Runa pun mengalihkan pandang. Tidak berani menatap pria itu lagi. Kali ini, ia telah patah hati untuk kesekian kali.

"But you don't know what I've been going through..." ucap Satya dengan suara pelan, memecah keheningan.

"What? What have you been going through? Tell me!" balas Runa dengan ketus. "Hidup kamu baik-baik saja hingga bisa sampai di titik ini. Hidup kamu sempurna, Satya! Kamu udah punya jabatan tinggi, keluarga kamu harmonis, kamu bisa punya dan melakukan apapun yang kamu mau. Iya kan?"

Tiba-tiba sebuah suara mulai terdengar dari luar pintu. Terdengar beberapa orang sedang berbicara. Mereka berdua spontan berdiri dan tidak berapa lama kemudian lift berhasil terbuka setelah ditangani oleh beberapa orang petugas. Tidak ada percakapan berarti di antara mereka berdua setelahnya. Masing-masing hanya sibuk meredam pikiran yang bergemuruh di kepala. Hingga urusan transaksi lukisan selesai pun, interaksi mereka tetap kembali ke setelan awal. Begitu asing. Begitu berjarak. Seperti sebelumnya.

***

Berhari-hari setelah peristiwa di lift waktu itu, mereka tidak pernah lagi bertemu. Sesekali Runa hanya terhubung dengan Tante Dian untuk urusan pekerjaan, tetapi tidak dengan anaknya. Ia kembali larut dalam pekerjaan dan tugas yang mendera, terutama untuk persiapan acara Pusaka Wastra minggu depan.

Namun pikirannya sebetulnya terusik sesekali. Berbagai kekhawatiran mengganggunya di sela-sela waktu. Ada pula perasaan bersalah atas perkataan dan perkataannya hari itu kepada Satya.

Hingga tiba-tiba sosok yang sudah sangat lama tidak ia lihat, muncul di galerinya pada suatu sore yang cerah.

"Molaf?" Runa sempat tidak percaya dengan apa yang ia lihat.

Laki-laki itu pun tersenyum hingga matanya mengecil. "Apa kabar, Na?"

"Ya ampun... Baik. Lo gimana?"

"Baik, Na. As you can see, gue udah nggak di Adipa lagi sejak tahun lalu," jawab Molaf sambil membentangkan tangan. Terlihat Molaf sedang mengenakan kaos dengan logo sebuah perusahaan bernama Aventurer.

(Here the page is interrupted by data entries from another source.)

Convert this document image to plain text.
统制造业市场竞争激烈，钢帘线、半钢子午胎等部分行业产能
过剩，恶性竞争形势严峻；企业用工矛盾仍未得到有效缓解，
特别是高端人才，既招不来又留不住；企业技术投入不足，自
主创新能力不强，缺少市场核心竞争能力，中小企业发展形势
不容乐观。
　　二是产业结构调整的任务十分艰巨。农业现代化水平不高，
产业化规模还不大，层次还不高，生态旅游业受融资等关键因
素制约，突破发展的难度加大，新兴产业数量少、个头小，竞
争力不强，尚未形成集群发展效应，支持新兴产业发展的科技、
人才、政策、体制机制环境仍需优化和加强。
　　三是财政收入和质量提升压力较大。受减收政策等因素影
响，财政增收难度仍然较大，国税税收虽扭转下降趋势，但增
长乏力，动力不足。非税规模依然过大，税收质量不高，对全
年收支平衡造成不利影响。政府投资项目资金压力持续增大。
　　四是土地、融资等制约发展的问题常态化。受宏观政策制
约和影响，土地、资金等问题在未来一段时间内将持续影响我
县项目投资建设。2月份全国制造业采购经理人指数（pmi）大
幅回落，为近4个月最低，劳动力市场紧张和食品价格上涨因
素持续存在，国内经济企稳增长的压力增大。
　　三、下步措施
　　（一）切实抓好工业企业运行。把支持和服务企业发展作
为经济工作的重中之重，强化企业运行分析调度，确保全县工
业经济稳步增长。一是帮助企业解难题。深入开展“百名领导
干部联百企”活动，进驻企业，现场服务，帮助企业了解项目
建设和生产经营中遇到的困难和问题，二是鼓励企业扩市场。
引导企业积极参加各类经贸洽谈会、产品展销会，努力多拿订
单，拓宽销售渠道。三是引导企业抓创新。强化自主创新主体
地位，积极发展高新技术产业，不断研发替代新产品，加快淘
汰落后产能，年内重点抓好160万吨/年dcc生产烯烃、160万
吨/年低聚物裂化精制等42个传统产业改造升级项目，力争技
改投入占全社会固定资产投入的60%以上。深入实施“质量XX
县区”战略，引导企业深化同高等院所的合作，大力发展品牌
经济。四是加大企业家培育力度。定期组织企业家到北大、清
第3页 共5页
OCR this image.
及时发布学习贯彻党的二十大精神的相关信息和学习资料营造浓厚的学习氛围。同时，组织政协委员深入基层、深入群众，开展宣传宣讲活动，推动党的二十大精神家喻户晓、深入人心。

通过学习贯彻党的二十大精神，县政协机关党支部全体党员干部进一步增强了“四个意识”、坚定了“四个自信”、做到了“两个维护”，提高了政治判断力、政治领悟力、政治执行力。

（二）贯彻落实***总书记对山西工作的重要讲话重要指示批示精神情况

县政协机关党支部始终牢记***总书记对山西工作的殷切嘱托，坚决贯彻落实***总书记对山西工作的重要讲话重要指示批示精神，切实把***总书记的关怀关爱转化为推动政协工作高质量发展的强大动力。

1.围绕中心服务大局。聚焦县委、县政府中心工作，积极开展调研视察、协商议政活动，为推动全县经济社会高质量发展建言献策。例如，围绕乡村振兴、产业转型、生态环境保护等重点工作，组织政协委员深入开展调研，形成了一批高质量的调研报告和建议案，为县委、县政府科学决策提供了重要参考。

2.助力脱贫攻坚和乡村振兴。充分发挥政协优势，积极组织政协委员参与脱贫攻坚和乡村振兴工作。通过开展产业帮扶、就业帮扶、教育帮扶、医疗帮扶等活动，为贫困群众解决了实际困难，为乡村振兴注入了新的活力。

Ternyata kantor Molaf tersebut, sebuah perusahaan rintisan di bidang e-commerce, sedang mengadakan town hall meeting di Jakarta Central Gallery (JCG). JCG memang mempunyai satu space kosong yang bisa dipakai untuk mengadakan acara kecil dengan suasana berbeda dari venue biasanya, berlatar belakang instalasi dan suasana yang lebih artistik.